The first conference session we attended agreed to 'rule back in' to the agenda two 'late motions' on the important issue of the current government consultation on gender recognition, an issue causing significant tensions within the party.
There were some excellent speeches, a photocall for 'Greens for a People's Vote', stalls and flyers (have you booked yet for the Peoples Vote London demo on Oct 20th?)
..And interminable amendments to the 'Holistic Review' paper. After much hard work and over 2000 member responses to the review a new party structure is proposed to help make more effective operation of the party while safeguarding key officers from the risk of bankrupcy though adopting new legal structures. After several hours of debate we agreed to the referendum of members moving forward.
One of the more contentious debates was on two opposing late motions on the anti-semitism issue: A vote was headed off by a move for 'reference back' to the proposers, narrowly won, subjected to a card vote call and then eventually confirmed after the card vote. Card votes enable those holding proxy votes from their local party members unable to attend to cast them in addition to the vote in conference.
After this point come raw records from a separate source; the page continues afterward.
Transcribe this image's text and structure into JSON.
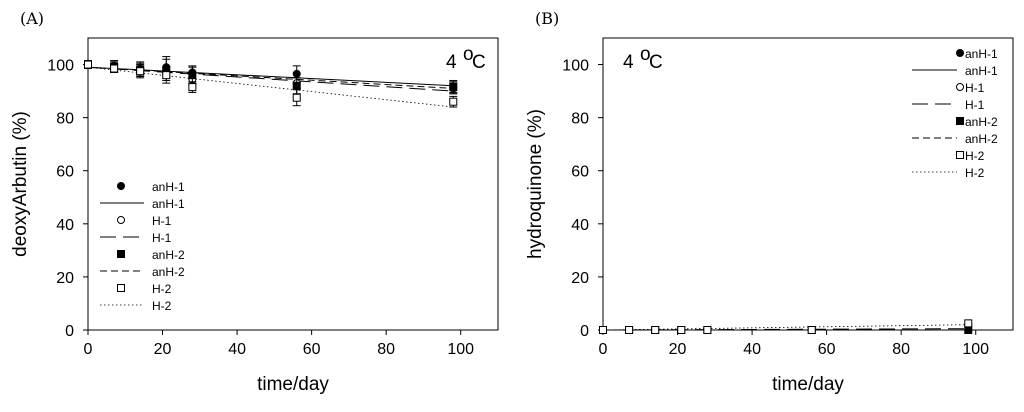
{
  "chart_data": [
    {
      "type": "scatter",
      "panel_label": "(A)",
      "annotation": "4 °C",
      "annotation_number": "4",
      "annotation_degree": "o",
      "annotation_unit": "C",
      "xlabel": "time/day",
      "ylabel": "deoxyArbutin (%)",
      "xlim": [
        0,
        110
      ],
      "ylim": [
        0,
        110
      ],
      "xticks": [
        0,
        20,
        40,
        60,
        80,
        100
      ],
      "yticks": [
        0,
        20,
        40,
        60,
        80,
        100
      ],
      "legend_position": "bottom-left",
      "series": [
        {
          "name": "anH-1",
          "marker": "filled-circle",
          "x": [
            0,
            7,
            14,
            21,
            28,
            56,
            98
          ],
          "y": [
            100,
            99.5,
            98.5,
            99,
            97,
            96.5,
            91.5
          ],
          "err": [
            1.5,
            2,
            2,
            3,
            2.5,
            3,
            2.5
          ],
          "fit": {
            "name": "anH-1",
            "style": "solid",
            "x": [
              0,
              98
            ],
            "y": [
              99,
              92
            ]
          }
        },
        {
          "name": "H-1",
          "marker": "open-circle",
          "x": [
            0,
            7,
            14,
            21,
            28,
            56,
            98
          ],
          "y": [
            100,
            99,
            98,
            97,
            94.5,
            93,
            91
          ],
          "err": [
            1,
            2,
            3,
            2,
            2,
            2,
            2
          ],
          "fit": {
            "name": "H-1",
            "style": "long-dash",
            "x": [
              0,
              98
            ],
            "y": [
              99,
              90
            ]
          }
        },
        {
          "name": "anH-2",
          "marker": "filled-square",
          "x": [
            0,
            7,
            14,
            21,
            28,
            56,
            98
          ],
          "y": [
            100,
            99,
            98,
            98,
            96,
            92,
            91.5
          ],
          "err": [
            1,
            1.5,
            2,
            5,
            3,
            3,
            2
          ],
          "fit": {
            "name": "anH-2",
            "style": "short-dash",
            "x": [
              0,
              98
            ],
            "y": [
              99,
              91
            ]
          }
        },
        {
          "name": "H-2",
          "marker": "open-square",
          "x": [
            0,
            7,
            14,
            21,
            28,
            56,
            98
          ],
          "y": [
            100,
            98.5,
            97.5,
            96,
            91.5,
            87.5,
            86
          ],
          "err": [
            1,
            1.5,
            2,
            2,
            2,
            3,
            2
          ],
          "fit": {
            "name": "H-2",
            "style": "dotted",
            "x": [
              0,
              98
            ],
            "y": [
              99,
              84
            ]
          }
        }
      ]
    },
    {
      "type": "scatter",
      "panel_label": "(B)",
      "annotation": "4 °C",
      "annotation_number": "4",
      "annotation_degree": "o",
      "annotation_unit": "C",
      "xlabel": "time/day",
      "ylabel": "hydroquinone (%)",
      "xlim": [
        0,
        110
      ],
      "ylim": [
        0,
        110
      ],
      "xticks": [
        0,
        20,
        40,
        60,
        80,
        100
      ],
      "yticks": [
        0,
        20,
        40,
        60,
        80,
        100
      ],
      "legend_position": "top-right",
      "series": [
        {
          "name": "anH-1",
          "marker": "filled-circle",
          "x": [
            0,
            7,
            14,
            21,
            28,
            56,
            98
          ],
          "y": [
            0,
            0,
            0,
            0,
            0,
            0,
            0
          ],
          "err": [],
          "fit": {
            "name": "anH-1",
            "style": "solid",
            "x": [
              0,
              98
            ],
            "y": [
              0,
              0
            ]
          }
        },
        {
          "name": "H-1",
          "marker": "open-circle",
          "x": [
            0,
            7,
            14,
            21,
            28,
            56,
            98
          ],
          "y": [
            0,
            0,
            0,
            0,
            0,
            0,
            2
          ],
          "err": [],
          "fit": {
            "name": "H-1",
            "style": "long-dash",
            "x": [
              0,
              98
            ],
            "y": [
              0,
              0.5
            ]
          }
        },
        {
          "name": "anH-2",
          "marker": "filled-square",
          "x": [
            0,
            7,
            14,
            21,
            28,
            56,
            98
          ],
          "y": [
            0,
            0,
            0,
            0,
            0,
            0,
            0
          ],
          "err": [],
          "fit": {
            "name": "anH-2",
            "style": "short-dash",
            "x": [
              0,
              98
            ],
            "y": [
              0,
              0
            ]
          }
        },
        {
          "name": "H-2",
          "marker": "open-square",
          "x": [
            0,
            7,
            14,
            21,
            28,
            56,
            98
          ],
          "y": [
            0,
            0,
            0,
            0,
            0,
            0,
            2.5
          ],
          "err": [],
          "fit": {
            "name": "H-2",
            "style": "dotted",
            "x": [
              0,
              98
            ],
            "y": [
              0,
              2
            ]
          }
        }
      ]
    }
  ]
}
In addition to the formal debates, there were several panel discussions and presentations and I hope these will eventually available to watch online. One key message apart from the obvious one on the urgency of action on climate change was the fact that we are part of a global party taking inspiring steps for change - A one minute long film produced by the European Green Party showcased changes in cities led by Green Parties.
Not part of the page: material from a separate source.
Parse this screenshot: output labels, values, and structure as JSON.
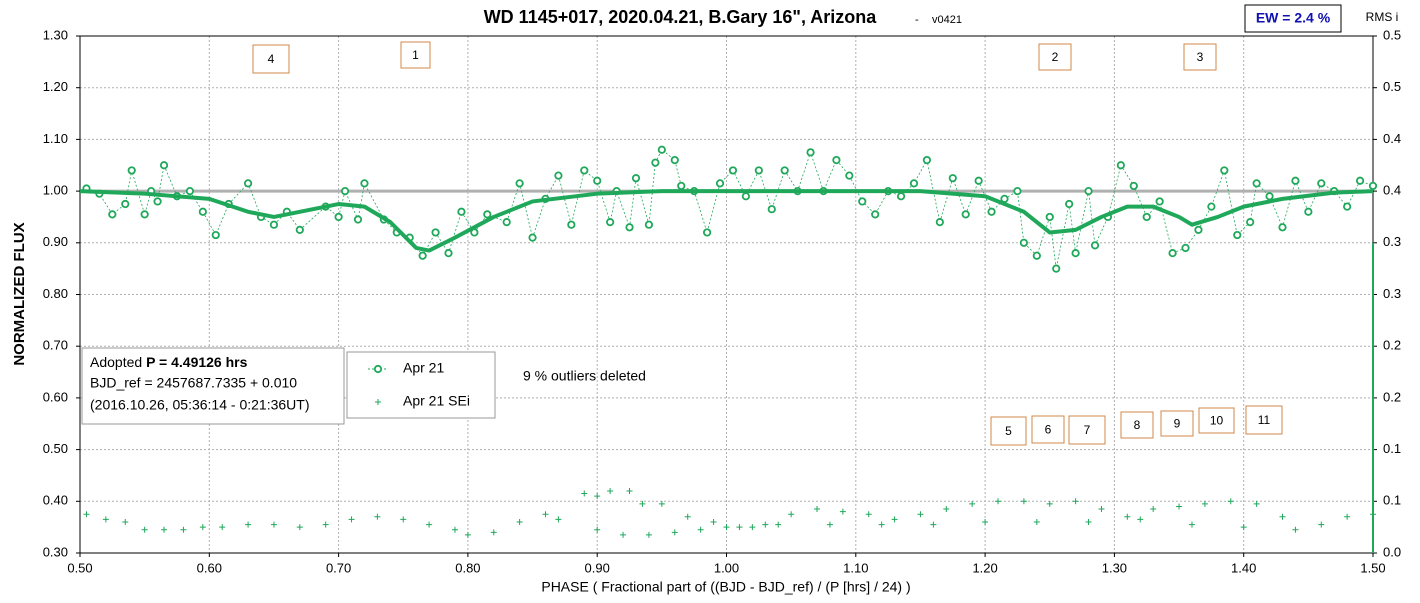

On the Saturday night a small proportion of those in the UK who have taken Green actions in their communities were honoured through 'The Big Green Thank You' awards, including the current charismatic Green Lord Mayor of Sheffield.
The acting leader of the Welsh Green Party who grew up in the middle of a forest in Finland outlined some of their campaigns, from opposing a new nuclear power station at Wylfa and also the dumping of radioactive sludge from Hinckley C into Cardiff Bay to opposing planned extension to the M4 motorway.
I also went to a presentation on 'Child friendly Cities' - something of relevance to our manifesto and also the York Central plans. The UN General Comment No 17 on children's right to play made in 2013 is the basis for a UNICEF child friendly cities initiative. The initiative of parents to reclaim their street for play in a part of Bristol has led to action by similar groups - see playingout.net for more details. Bristol is the first authority in the UK to adopt a Temporary Play Street Order procedure which has been established under local government powers passed into law in 1847! This makes it easy for groups of parents to come together and extend control over their street, acting as a catalyst for longer term change. Interestingly one of the speakers who has been working in Wrexham and now looking at Hackney referred to academic research funded by the Homes and Communities Agency, part of the partnership behind York Central Partnership. This highlighted through independent play observation the significance of the location of playspace not just the amount. Including trees to climb and space for teenagers not just 'play equipment' were specifically mentioned. A key issue was shared space which is clear of parked cars! One speaker said that the shift to online activity by young people was as much a symptom of restrictions on play as the cause of decline in physical activity.